Key Terms
- Artificial Intelligence (AI): The simulation of human intelligence processes by machines, especially computer systems. This includes learning to solve problems and make decisions.
- Bias: Systematic errors in AI outputs due to unfair or one-sided or prejudiced training data, leading to unfair or inaccurate results.
- Chain-of-Thought Prompting: A method that helps AI think better by breaking down complex tasks into smaller, manageable steps.
- Context Window: The amount of text (measured in tokens) that an AI model can consider at once when generating a response.
- Emergent Behavior: Unexpected capabilities that arise in large AI models, such as performing tasks they were not explicitly trained for.
- Ethics in AI: Making sure AI is developed and used in a fair, transparent, and responsible way.
- Fuzzy Logic: A way for AI to think more like humans by handling uncertainty and considering all possibilities between “yes” and “no.”
- Generative AI: A type of AI that can create new content, such as text, images, or music, by learning patterns from existing data.
- Hallucination: When AI makes up information that sounds real but isn’t based on actual data or facts.
- Large Language Model (LLM): A type of AI model trained on vast amounts of text data to understand and generate human-like text. Examples include GPT-3 and GPT-4.
- Multimodal AI: Multimodal AI, or Multimodal LLM, refers to advanced AI models that can process and interact with various input formats like text, images, audio, and video.

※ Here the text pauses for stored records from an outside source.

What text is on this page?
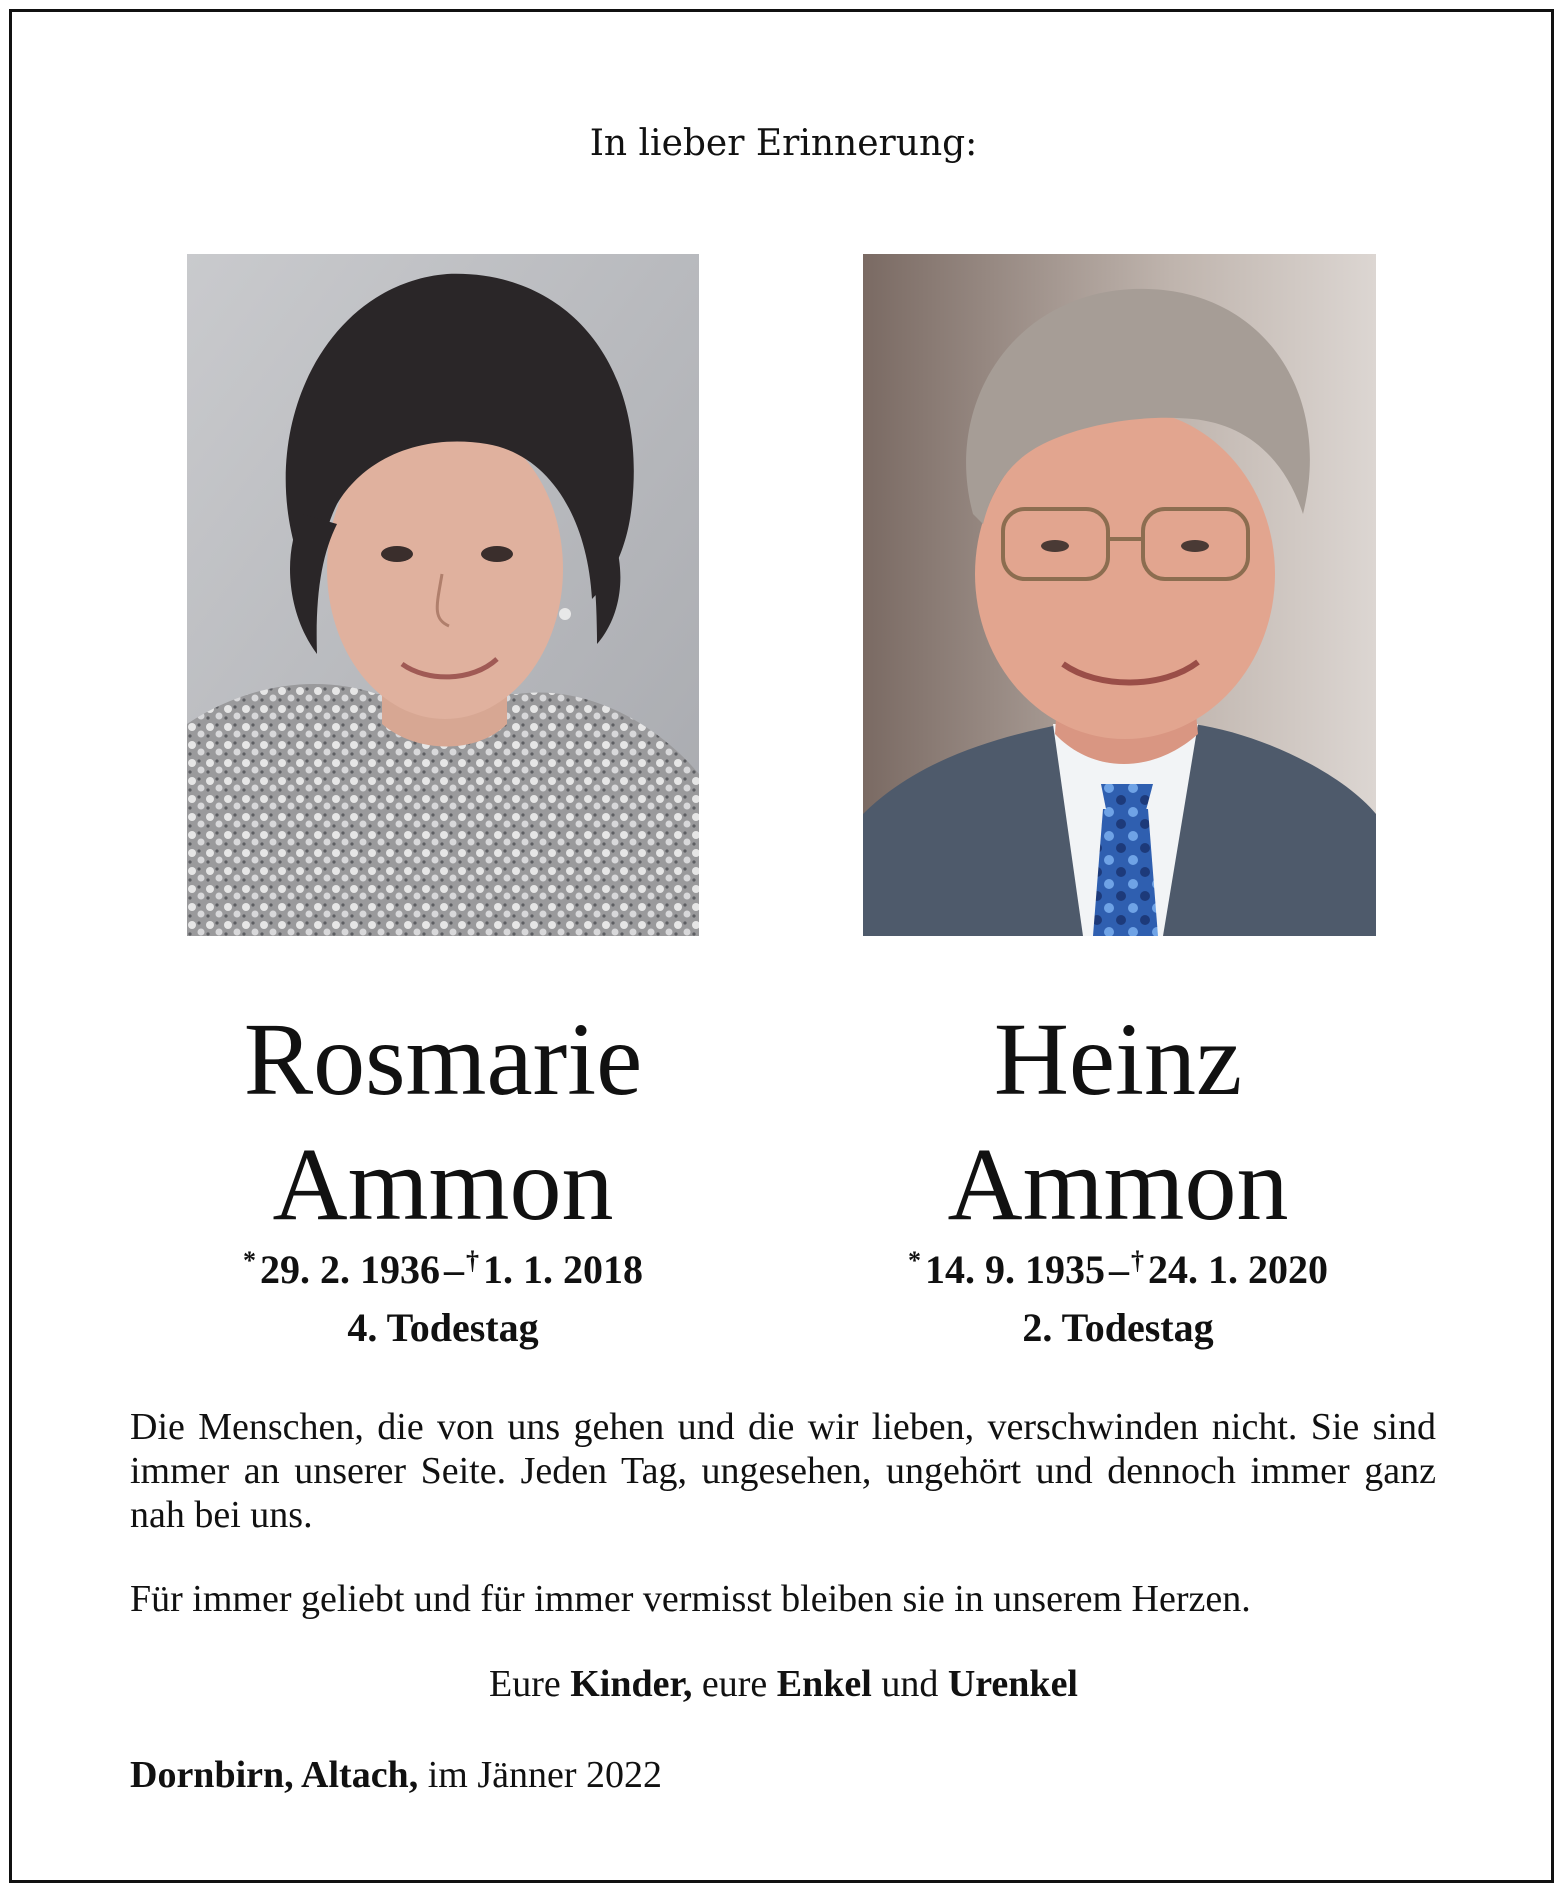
In lieber Erinnerung:
Rosmarie
Ammon
* 29. 2. 1936 –† 1. 1. 2018
4. Todestag
Heinz
Ammon
* 14. 9. 1935 –† 24. 1. 2020
2. Todestag

Die Menschen, die von uns gehen und die wir lieben, verschwinden nicht. Sie sind immer an unserer Seite. Jeden Tag, ungesehen, ungehört und dennoch immer ganz nah bei uns.

Für immer geliebt und für immer vermisst bleiben sie in unserem Herzen.

Eure Kinder, eure Enkel und Urenkel
Dornbirn, Altach, im Jänner 2022
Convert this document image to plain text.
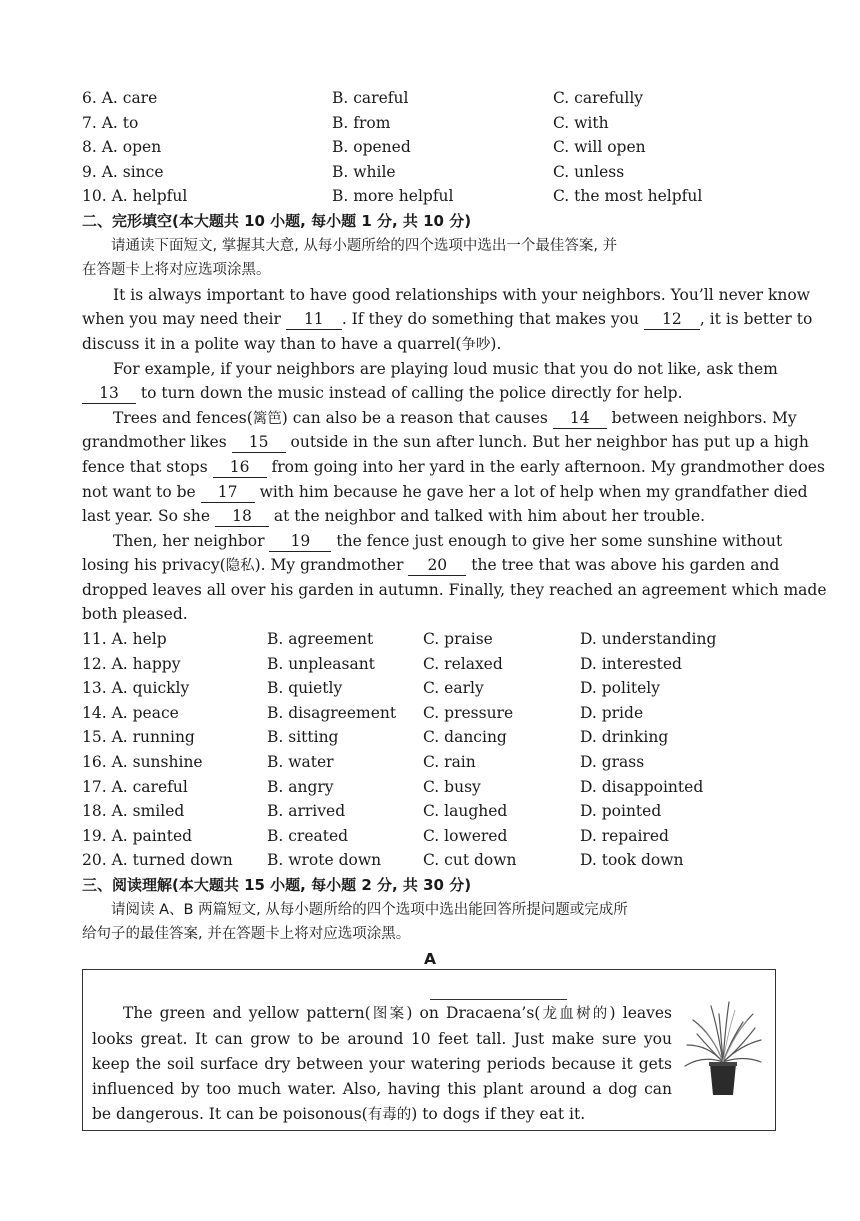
6. A. care	B. careful	C. carefully
7. A. to	B. from	C. with
8. A. open	B. opened	C. will open
9. A. since	B. while	C. unless
10. A. helpful	B. more helpful	C. the most helpful
二、完形填空(本大题共 10 小题, 每小题 1 分, 共 10 分)
请通读下面短文, 掌握其大意, 从每小题所给的四个选项中选出一个最佳答案, 并
在答题卡上将对应选项涂黑。
It is always important to have good relationships with your neighbors. You’ll never know
when you may need their 11 . If they do something that makes you 12 , it is better to
discuss it in a polite way than to have a quarrel(争吵).
For example, if your neighbors are playing loud music that you do not like, ask them
13 to turn down the music instead of calling the police directly for help.
Trees and fences(篱笆) can also be a reason that causes 14 between neighbors. My
grandmother likes 15 outside in the sun after lunch. But her neighbor has put up a high
fence that stops 16 from going into her yard in the early afternoon. My grandmother does
not want to be 17 with him because he gave her a lot of help when my grandfather died
last year. So she 18 at the neighbor and talked with him about her trouble.
Then, her neighbor 19 the fence just enough to give her some sunshine without
losing his privacy(隐私). My grandmother 20 the tree that was above his garden and
dropped leaves all over his garden in autumn. Finally, they reached an agreement which made
both pleased.
11. A. help	B. agreement	C. praise	D. understanding
12. A. happy	B. unpleasant	C. relaxed	D. interested
13. A. quickly	B. quietly	C. early	D. politely
14. A. peace	B. disagreement	C. pressure	D. pride
15. A. running	B. sitting	C. dancing	D. drinking
16. A. sunshine	B. water	C. rain	D. grass
17. A. careful	B. angry	C. busy	D. disappointed
18. A. smiled	B. arrived	C. laughed	D. pointed
19. A. painted	B. created	C. lowered	D. repaired
20. A. turned down	B. wrote down	C. cut down	D. took down
三、阅读理解(本大题共 15 小题, 每小题 2 分, 共 30 分)
请阅读 A、B 两篇短文, 从每小题所给的四个选项中选出能回答所提问题或完成所
给句子的最佳答案, 并在答题卡上将对应选项涂黑。
A

The green and yellow pattern(图案) on Dracaena’s(龙血树的) leaves looks great. It can grow to be around 10 feet tall. Just make sure you keep the soil surface dry between your watering periods because it gets influenced by too much water. Also, having this plant around a dog can be dangerous. It can be poisonous(有毒的) to dogs if they eat it.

- Natural Language Processing (NLP): A field of AI focused on the interaction between computers and humans through natural language. It involves tasks like language translation, sentiment analysis, and speech recognition.
- Neural Networks: A series of algorithms that attempt to recognize underlying relationships in a set of data through a process that mimics the way the human brain operate.
- Parameters: The settings in an AI model that it learns from training data. These settings help determine how the model makes decisions and predictions.
- Prompt: A prompt is a request you give to an AI chatbot to perform a task, like creating content or researching a topic. The chatbot processes your message and responds based on your instructions.
- Reinforcement Learning: A type of machine learning where an AI learns by trying different actions and receiving feedback to make better decisions over time.
- Retrieval-Augmented Generation (RAG): A technique that enhances the output of large language models by retrieving relevant information from external data sources.
- Token: In the context of NLP, a token is a piece of a text string, such as a word or a part of a word, that an AI model reads and processes.
- Topic Modeling: A method that helps AI find and group similar words in a text to discover hidden themes or topics.
- Transformer Model: A type of AI that processes text more effectively by focusing on important parts of the input, and it’s the foundation for many advanced language models.